A similarly pragmatic and commercial approach to relatability in communication (work) has an article by Ton Dobbe on his website Value Inspiration. Dobbe works as a “growth consultant for tech entrepreneurs”. For him, creating relatable content is about being more human. “A good start is to be more human in how we communicate with our ideal target audience. Like we’re having a conversation over a cup of coffee.” Is this the advice on conversational tone? And is it really helpful in science communication? Here and there, certainly.

Relatability is also ephemeral. At least that’s what Amil Niazi thinks about Ellen DeGeneres’ U.S. TV show in an opinion piece in the New York Times. The long-running, highly successful TV show is about to go off the air. Niazi sees a reason for the show’s waning popularity: “There’s no question, in the end, that Ms. DeGeneres has had an incredibly successful run as an effervescent daily TV presence for many Americans. But she also serves as a reminder that even the most relatable celebrities are still putting on an act, still trying to sell us on an image.” To be sure, the host has been very relatable to her audience. But a few public scandals have caused the relations to crack. Communication is always about credibility, too.

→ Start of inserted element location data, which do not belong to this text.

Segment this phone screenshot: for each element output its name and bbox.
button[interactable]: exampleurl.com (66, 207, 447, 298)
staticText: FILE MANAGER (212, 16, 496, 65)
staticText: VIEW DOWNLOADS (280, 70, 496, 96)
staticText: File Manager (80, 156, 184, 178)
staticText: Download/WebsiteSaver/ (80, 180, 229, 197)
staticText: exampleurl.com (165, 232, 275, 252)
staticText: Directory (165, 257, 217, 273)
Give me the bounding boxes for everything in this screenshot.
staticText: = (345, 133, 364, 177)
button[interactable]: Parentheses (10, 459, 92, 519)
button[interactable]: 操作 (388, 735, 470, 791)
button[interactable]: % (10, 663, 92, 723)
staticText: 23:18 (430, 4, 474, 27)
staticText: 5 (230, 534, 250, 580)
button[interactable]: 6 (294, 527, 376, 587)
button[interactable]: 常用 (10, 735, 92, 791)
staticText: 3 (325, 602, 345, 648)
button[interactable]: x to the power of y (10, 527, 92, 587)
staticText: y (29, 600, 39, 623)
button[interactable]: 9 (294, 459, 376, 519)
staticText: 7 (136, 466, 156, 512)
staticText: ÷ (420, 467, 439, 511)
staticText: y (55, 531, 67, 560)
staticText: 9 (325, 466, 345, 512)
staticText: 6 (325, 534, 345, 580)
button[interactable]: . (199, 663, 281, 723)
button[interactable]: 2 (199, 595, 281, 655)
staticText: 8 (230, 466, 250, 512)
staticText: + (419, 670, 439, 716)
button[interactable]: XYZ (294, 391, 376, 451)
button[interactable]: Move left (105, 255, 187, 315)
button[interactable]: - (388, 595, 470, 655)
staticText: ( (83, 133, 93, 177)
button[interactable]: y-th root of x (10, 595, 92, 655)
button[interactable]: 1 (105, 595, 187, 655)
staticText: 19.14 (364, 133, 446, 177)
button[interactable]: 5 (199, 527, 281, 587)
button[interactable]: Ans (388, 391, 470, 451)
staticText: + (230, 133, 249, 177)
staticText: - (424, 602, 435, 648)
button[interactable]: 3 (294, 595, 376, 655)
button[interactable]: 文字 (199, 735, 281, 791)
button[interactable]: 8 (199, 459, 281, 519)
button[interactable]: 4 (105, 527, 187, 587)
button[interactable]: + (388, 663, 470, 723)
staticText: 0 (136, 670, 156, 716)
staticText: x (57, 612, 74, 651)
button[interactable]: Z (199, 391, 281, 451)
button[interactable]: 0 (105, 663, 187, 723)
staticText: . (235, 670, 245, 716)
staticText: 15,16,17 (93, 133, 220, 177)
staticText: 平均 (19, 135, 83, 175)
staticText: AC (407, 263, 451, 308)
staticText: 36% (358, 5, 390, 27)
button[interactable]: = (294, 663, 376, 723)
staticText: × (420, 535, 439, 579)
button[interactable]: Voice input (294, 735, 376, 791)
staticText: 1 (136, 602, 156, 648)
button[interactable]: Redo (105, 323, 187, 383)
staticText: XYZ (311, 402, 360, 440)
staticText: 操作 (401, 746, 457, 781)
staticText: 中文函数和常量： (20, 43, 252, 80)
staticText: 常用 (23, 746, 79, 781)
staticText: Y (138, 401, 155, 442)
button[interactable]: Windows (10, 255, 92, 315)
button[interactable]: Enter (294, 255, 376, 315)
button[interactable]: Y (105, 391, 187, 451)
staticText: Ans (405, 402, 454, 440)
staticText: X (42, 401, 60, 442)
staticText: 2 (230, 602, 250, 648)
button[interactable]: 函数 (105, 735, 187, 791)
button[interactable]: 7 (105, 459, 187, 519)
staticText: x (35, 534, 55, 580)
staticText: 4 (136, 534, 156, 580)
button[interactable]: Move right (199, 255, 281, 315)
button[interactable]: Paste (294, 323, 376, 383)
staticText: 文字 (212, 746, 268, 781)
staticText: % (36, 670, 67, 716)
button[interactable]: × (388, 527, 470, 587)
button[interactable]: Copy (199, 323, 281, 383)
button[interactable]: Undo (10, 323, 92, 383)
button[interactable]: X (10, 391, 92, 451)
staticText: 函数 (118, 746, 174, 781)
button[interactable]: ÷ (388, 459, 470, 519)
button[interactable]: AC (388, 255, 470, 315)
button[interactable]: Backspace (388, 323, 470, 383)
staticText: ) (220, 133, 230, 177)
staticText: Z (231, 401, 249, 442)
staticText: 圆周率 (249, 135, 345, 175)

The video about differential gears from the beginning of this text illustrated to me in the simplest way what a differential gear is, when it is used, where it is installed, why it is important and how it works. What, when, where, why, and how are constantly at stake in science communication. Providing different audiences with the right answers to this question is what relatability is all about. The texts linked in this Reading List did that for me. They were relatable for me. I hope the readers of this Reading List feel the same way.